July – Frost Creek by Adam Zier-Vogel
Frost Creek Valley is one of Nahanni National Park Reserve’s hidden gems. Tucked away in the Ragged Range, this stunning area has a quality that is simultaneously soothing and exciting, begging to be explored. Lush, rolling alpine meadows abound with marmots, ground squirrels and pika, surrounded by pristine lakes and streams. Truly a northern Shangri-la!
August – Cirque of the Unclimbables by Adam Zier-Vogel
Rugged, remote and wild – in my opinion Nahanni National Park Reserve’s Cirque of the Unclimbables is one of the best places on the planet for an adventure in the mountains. Seeing the Cirque’s towering granite faces and spires from this perspective never fails to leave me in awe.
September – Feeling a Bit Small by Adam Hill
Sometimes when you go out looking for photos of the aurora it’s hard to look at them purely as a photographic subject.
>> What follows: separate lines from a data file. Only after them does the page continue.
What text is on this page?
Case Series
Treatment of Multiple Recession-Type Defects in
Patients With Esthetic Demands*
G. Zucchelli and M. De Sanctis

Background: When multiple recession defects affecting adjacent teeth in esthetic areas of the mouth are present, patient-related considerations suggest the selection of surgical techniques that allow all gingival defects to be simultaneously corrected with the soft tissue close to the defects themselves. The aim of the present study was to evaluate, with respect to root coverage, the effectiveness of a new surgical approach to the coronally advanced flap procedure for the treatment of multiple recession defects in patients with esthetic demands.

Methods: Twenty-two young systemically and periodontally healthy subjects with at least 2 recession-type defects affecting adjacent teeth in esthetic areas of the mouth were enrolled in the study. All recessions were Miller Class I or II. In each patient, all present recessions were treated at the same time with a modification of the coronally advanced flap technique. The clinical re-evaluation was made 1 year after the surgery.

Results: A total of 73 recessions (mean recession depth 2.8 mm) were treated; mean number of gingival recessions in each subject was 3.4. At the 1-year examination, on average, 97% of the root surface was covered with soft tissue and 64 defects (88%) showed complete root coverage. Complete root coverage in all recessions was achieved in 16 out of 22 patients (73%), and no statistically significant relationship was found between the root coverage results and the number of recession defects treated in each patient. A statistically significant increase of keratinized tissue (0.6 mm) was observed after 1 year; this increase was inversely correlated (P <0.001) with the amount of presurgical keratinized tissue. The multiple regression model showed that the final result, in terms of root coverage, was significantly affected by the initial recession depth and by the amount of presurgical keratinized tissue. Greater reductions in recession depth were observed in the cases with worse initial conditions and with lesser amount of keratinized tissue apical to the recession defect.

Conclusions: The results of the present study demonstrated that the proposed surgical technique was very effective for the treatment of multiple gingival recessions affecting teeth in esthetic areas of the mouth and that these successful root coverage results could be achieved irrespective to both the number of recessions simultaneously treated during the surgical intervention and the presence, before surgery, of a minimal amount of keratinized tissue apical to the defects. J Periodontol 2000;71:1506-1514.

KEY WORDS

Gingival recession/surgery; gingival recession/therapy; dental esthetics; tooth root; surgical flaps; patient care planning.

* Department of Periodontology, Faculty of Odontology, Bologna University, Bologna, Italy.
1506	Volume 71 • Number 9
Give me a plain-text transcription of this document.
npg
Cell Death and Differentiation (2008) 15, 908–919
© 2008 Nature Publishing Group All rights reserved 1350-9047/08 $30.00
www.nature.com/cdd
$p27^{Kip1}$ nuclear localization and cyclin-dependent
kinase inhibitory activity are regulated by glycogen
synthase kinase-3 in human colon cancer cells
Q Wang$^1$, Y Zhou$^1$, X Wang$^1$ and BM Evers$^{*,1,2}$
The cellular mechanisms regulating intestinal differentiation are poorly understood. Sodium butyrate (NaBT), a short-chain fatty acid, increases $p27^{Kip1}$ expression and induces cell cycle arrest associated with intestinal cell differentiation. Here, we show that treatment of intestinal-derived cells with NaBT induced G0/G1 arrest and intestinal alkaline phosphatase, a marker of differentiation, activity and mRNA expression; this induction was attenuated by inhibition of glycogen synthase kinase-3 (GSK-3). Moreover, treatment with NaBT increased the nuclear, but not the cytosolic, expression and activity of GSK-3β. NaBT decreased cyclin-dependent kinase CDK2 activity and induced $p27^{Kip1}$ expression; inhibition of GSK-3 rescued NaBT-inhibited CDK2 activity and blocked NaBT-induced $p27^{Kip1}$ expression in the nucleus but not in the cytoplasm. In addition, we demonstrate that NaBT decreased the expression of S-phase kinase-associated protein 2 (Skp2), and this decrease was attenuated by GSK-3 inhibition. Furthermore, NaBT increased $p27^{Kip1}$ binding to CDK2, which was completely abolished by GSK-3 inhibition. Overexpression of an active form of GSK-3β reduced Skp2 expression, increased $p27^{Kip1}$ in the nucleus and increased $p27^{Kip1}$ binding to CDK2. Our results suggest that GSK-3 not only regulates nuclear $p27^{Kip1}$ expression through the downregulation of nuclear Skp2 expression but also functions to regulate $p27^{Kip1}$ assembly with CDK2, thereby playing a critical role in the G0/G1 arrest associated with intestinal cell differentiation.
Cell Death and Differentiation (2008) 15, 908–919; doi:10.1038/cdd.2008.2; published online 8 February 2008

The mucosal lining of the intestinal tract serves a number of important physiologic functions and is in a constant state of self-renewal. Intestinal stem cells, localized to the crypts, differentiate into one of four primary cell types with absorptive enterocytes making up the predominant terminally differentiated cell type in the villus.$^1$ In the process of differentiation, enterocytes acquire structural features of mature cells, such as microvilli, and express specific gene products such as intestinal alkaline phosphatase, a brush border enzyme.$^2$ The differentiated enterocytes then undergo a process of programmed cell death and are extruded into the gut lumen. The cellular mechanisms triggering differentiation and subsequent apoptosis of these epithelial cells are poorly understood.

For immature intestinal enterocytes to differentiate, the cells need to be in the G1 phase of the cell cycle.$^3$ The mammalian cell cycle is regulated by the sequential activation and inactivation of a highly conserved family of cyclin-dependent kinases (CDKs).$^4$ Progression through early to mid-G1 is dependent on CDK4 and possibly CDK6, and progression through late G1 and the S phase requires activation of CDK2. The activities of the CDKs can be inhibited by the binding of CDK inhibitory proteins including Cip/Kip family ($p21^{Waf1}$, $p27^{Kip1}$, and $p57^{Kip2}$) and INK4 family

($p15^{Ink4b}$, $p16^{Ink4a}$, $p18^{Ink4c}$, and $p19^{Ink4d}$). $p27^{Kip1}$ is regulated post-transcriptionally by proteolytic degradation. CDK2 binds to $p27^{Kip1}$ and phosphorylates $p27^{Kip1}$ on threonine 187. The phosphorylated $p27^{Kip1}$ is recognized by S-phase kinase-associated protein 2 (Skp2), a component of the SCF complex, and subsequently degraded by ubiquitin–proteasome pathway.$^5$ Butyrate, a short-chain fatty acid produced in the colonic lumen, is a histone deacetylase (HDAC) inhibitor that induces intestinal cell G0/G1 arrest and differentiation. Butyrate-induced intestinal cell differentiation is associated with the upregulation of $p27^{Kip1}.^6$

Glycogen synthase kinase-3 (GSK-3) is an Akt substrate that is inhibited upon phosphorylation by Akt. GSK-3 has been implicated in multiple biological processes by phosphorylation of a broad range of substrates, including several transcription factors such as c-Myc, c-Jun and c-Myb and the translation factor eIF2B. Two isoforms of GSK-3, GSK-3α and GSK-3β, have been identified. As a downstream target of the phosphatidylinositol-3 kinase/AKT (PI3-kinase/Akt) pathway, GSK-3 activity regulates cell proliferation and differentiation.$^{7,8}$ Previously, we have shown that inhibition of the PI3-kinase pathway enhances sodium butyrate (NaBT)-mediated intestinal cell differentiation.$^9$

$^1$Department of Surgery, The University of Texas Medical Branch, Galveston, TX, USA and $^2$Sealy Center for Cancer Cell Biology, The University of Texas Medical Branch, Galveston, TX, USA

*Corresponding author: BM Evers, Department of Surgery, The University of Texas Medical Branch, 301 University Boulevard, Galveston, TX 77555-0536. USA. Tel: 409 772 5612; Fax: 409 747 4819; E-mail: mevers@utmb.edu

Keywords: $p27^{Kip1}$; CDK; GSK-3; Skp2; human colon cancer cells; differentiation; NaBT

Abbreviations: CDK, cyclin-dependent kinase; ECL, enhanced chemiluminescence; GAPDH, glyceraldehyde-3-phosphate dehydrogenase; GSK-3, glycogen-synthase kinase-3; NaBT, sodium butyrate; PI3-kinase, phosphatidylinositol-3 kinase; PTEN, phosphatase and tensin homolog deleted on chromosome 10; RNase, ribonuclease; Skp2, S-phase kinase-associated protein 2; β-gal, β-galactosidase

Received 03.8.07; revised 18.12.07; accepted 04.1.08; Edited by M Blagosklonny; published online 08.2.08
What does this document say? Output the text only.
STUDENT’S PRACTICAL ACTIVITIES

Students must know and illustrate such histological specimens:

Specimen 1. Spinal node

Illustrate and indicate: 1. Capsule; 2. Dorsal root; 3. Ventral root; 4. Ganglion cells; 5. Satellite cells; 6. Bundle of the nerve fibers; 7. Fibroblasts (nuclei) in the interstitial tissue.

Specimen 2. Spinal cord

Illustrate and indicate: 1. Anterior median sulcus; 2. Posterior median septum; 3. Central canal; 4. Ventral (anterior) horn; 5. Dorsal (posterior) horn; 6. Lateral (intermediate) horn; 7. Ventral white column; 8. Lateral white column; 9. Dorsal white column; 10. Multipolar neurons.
They are, after all, amazing curtains and ribbons of light swirling all around you. It’s amazing that this phenomenon exists. Sometimes you have to just look up and realize how amazing a world we live in and how small we are in it.
October – Chilly Fall Evening at the Treeline by Sandra Moore
I can’t think of a more welcoming sight than camp at nightfall. This picture was taken in early September. Cold enough to need a fire in the wood stove, but mild enough to walk on the esker and enjoy the fall colours in the evening light. Thinking ahead to tomorrow, I’ll go fishing, berry picking and maybe hike to an old wolf den to take photos.
November – Moosehide Fun by Barb Cameron
My three-year-old son Charlie is climbing on this tightly stretched moosehide clutching a moosehide ball. He was having so much fun playing alongside older students who were learning first-hand about working with hides at the W?ìl?ìdeh camp. It was a memorable “on-the-land” experience with Yellownives Dene First Nation Elder Judith Charlo and her daughter Verna Crapeau. They shared their knowledge of tanning a hide from start to finish with hundreds of students. Their teachings were inspirational, showing how to get the job done with a balance of honest, hard work while allowing for the amusement of a youngster.
December – Christmas Harvest by Rich McIntosh
Pulling up a net full of whitefish on Yellowknife Bay was the perfect gift over Christmas holidays. The temperatures flash froze the fish but the light was incredibly warm.